Elle enlaça sa sœur et la serra contre elle. Katia sentait la pommade à l’eucalyptus. Elle l’embrassa sur la tempe.

— Je ne te quitterai pas, promit-elle.

— Alors tu n’as pas rencontré de mari ?

— Bien sûr que non. J’ai un peu dansé, c’est tout. J’ai bu du sirop de citron vert et j’ai contemplé les étoiles.

— Les étoiles ?

— Oui.

— Tu as rencontré quelqu’un de spécial ?

Valentina revit des yeux verts et intenses qui sondaient son âme. Et le regard gris et froid de l’homme qui tenait un fusil.

— Non, prétendit-elle. Personne d’intéressant.

*

Valentina et sa mère se rendaient dans une librairie sous un ciel plombé de nuages menaçants. À l’arrière de la voiture, Valentina avait les yeux rivés sur la nuque du chauffeur. Elle avait envie de marteler de ses poings les épaulettes de son uniforme en criant : « Vous m’avez fait peur ! J’étais si terrorisée que je me suis ridiculisée, sur le traîneau, face à un homme séduisant aux yeux verts. » Elle brûlait de lui demander ce qu’il y avait sous la bâche.

Quand il lui ouvrit la portière, elle se contenta de le regarder droit dans les yeux en déclarant :

— Ce sera une nuit sans lune, contrairement à hier soir.

Elle vit son regard se troubler, puis il cligna les yeux, intrigué.

Rien à dire sur mes jolies petites fesses ? Pas de fusil pour vous sentir puissant ?

Elle le laissa planté près de la voiture et rejoignit sa mère dans la chaleur de la librairie, sur Morskaïa. Arkine patienterait dans le froid jusqu’à ce que ses orteils gelés tombent dans le caniveau.

— Avez-vous un rayon consacré à l’ingénierie ?

Elle parlait à voix basse pour que sa mère ne l’entende pas depuis l’autre bout du magasin.

— Absolument, mademoiselle. Je vais vous montrer…

— C’est inutile, je trouverai toute seule.

Elle se dirigea vers le rayonnage indiqué et parcourut les titres. Il n’y avait pas grand-chose : un ouvrage sur la construction de ponts, plusieurs sur les mines, un autre sur le Kremlin, à Moscou. Rien sur les canalisations.

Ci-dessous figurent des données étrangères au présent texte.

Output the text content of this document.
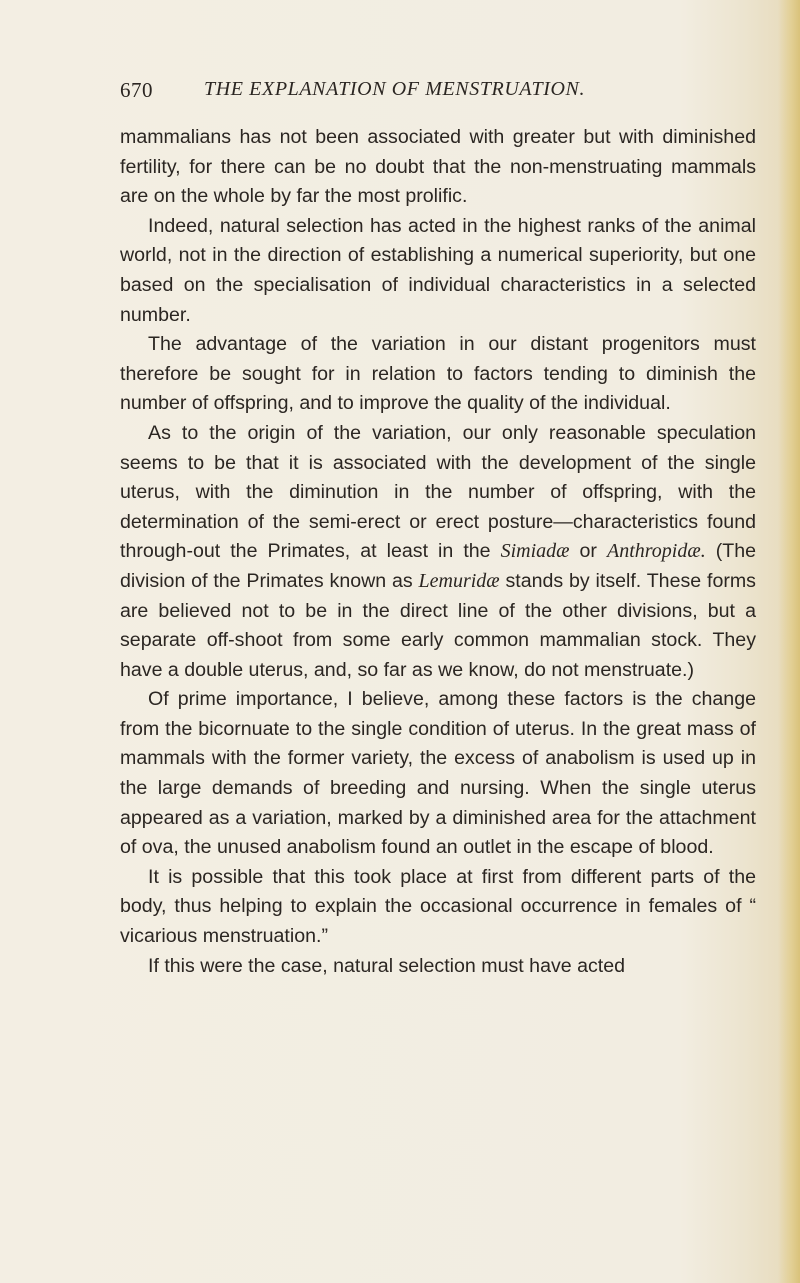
670	THE EXPLANATION OF MENSTRUATION.

mammalians has not been associated with greater but with diminished fertility, for there can be no doubt that the non-menstruating mammals are on the whole by far the most prolific.

Indeed, natural selection has acted in the highest ranks of the animal world, not in the direction of establishing a numerical superiority, but one based on the specialisation of individual characteristics in a selected number.

The advantage of the variation in our distant progenitors must therefore be sought for in relation to factors tending to diminish the number of offspring, and to improve the quality of the individual.

As to the origin of the variation, our only reasonable speculation seems to be that it is associated with the development of the single uterus, with the diminution in the number of offspring, with the determination of the semi-erect or erect posture—characteristics found through-out the Primates, at least in the Simiadæ or Anthropidæ. (The division of the Primates known as Lemuridæ stands by itself. These forms are believed not to be in the direct line of the other divisions, but a separate off-shoot from some early common mammalian stock. They have a double uterus, and, so far as we know, do not menstruate.)

Of prime importance, I believe, among these factors is the change from the bicornuate to the single condition of uterus. In the great mass of mammals with the former variety, the excess of anabolism is used up in the large demands of breeding and nursing. When the single uterus appeared as a variation, marked by a diminished area for the attachment of ova, the unused anabolism found an outlet in the escape of blood.

It is possible that this took place at first from different parts of the body, thus helping to explain the occasional occurrence in females of “ vicarious menstruation.”

If this were the case, natural selection must have acted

Il fallait qu’elle choisisse, et vite.

Pourquoi pas ce livre sur les voitures ? Il aimait la mécanique, le métal. Valentina effleura le dos en cuir. Soudain, son regard fut attiré par un nom. Isambard Kingdom Brunel. Valentina s’empara du volume et se précipita vers la caisse. La vendeuse l’enveloppa de papier.

— Qu’as-tu acheté ? s’enquit sa mère, curieuse.

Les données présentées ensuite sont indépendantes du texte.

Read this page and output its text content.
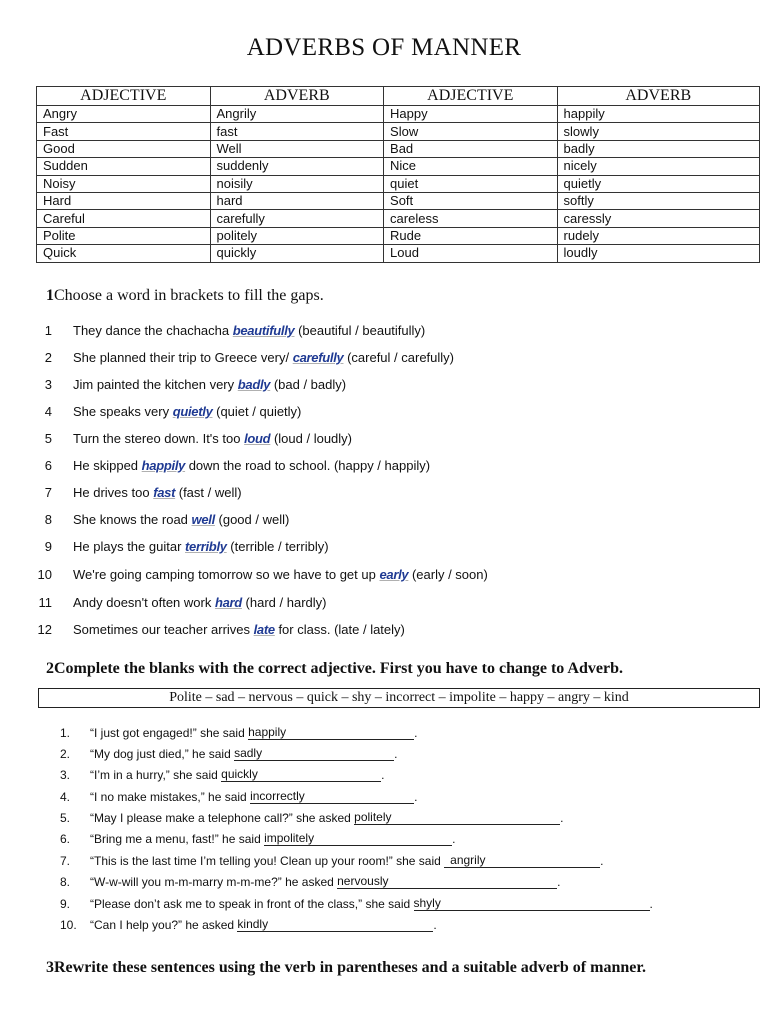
ADVERBS OF MANNER
ADJECTIVE	ADVERB	ADJECTIVE	ADVERB
Angry	Angrily	Happy	happily
Fast	fast	Slow	slowly
Good	Well	Bad	badly
Sudden	suddenly	Nice	nicely
Noisy	noisily	quiet	quietly
Hard	hard	Soft	softly
Careful	carefully	careless	caressly
Polite	politely	Rude	rudely
Quick	quickly	Loud	loudly
1Choose a word in brackets to fill the gaps.
1 They dance the chachacha beautifully (beautiful / beautifully)
2 She planned their trip to Greece very/ carefully (careful / carefully)
3 Jim painted the kitchen very badly (bad / badly)
4 She speaks very quietly (quiet / quietly)
5 Turn the stereo down. It's too loud (loud / loudly)
6 He skipped happily down the road to school. (happy / happily)
7 He drives too fast (fast / well)
8 She knows the road well (good / well)
9 He plays the guitar terribly (terrible / terribly)
10 We're going camping tomorrow so we have to get up early (early / soon)
11 Andy doesn't often work hard (hard / hardly)
12 Sometimes our teacher arrives late for class. (late / lately)
2Complete the blanks with the correct adjective. First you have to change to Adverb.
Polite – sad – nervous – quick – shy – incorrect – impolite – happy – angry – kind
1. “I just got engaged!” she said happily	.
2. “My dog just died,” he said sadly	.
3. “I’m in a hurry,” she said quickly	.
4. “I no make mistakes,” he said incorrectly	.
5. “May I please make a telephone call?” she asked politely	.
6. “Bring me a menu, fast!” he said impolitely	.
7. “This is the last time I’m telling you! Clean up your room!” she said angrily	.
8. “W-w-will you m-m-marry m-m-me?” he asked nervously	.
9. “Please don’t ask me to speak in front of the class,” she said shyly	.
10. “Can I help you?” he asked kindly	.
3Rewrite these sentences using the verb in parentheses and a suitable adverb of manner.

— Une biographie de Brunel.

— Qui diable est ce Brunel ?

— Juste un Anglais, Maman, répondit-elle d’un ton désinvolte. Regardez, j’ai choisi un livre pour Katia.

Elle brandit un recueil de Charles Baudelaire.

— Tu crois qu’elle va apprécier ? objecta sa mère, sceptique.

— Bien sûr.

— Tu es gentille avec elle, reprit Elizaveta Ivanova avec un sourire affectueux. Sache que ton père et moi sommes très reconnaissants. Tu lui as sauvé la vie ! Elle a de la chance de t’avoir.

Ses yeux s’embuèrent de larmes et elle effleura la main de sa fille, celle qui tenait le livre destiné à Katia.

— Nous aussi. Je suis sincère, tu sais, ma chérie, continua-


t-elle, puis, gênée d’exprimer son émotion, elle ajouta, plus formelle : Au fait, Valentina, j’ai oublié de te dire… Le capitaine Stepan Tchernov, un hussard avec qui tu as bavardé, lors du bal, a laissé sa carte, ce matin. Il vient te rendre visite demain après-midi.

Arkine reconduisit les deux femmes chez elles dans un silence inhabituel. Il s’était passé quelque chose dans la librairie. L’étincelle de défi qui pétillait dans les yeux sombres de la jeune fille avait disparu. Son commentaire sur la nuit sans lune le turlupinait. Elle ne pouvait pas être au courant, pour la veille. C’était impossible !

Il devait parler à Sergueïev. Après l’attentat, il était cependant plus prudent de se faire oublier quelque temps. En voyant une charrette lui barrer la route, Arkine klaxonna furieusement dans l’espoir de calmer les grondements qui résonnaient dans sa tête. La sérénité était une notion dont il se souvenait à peine.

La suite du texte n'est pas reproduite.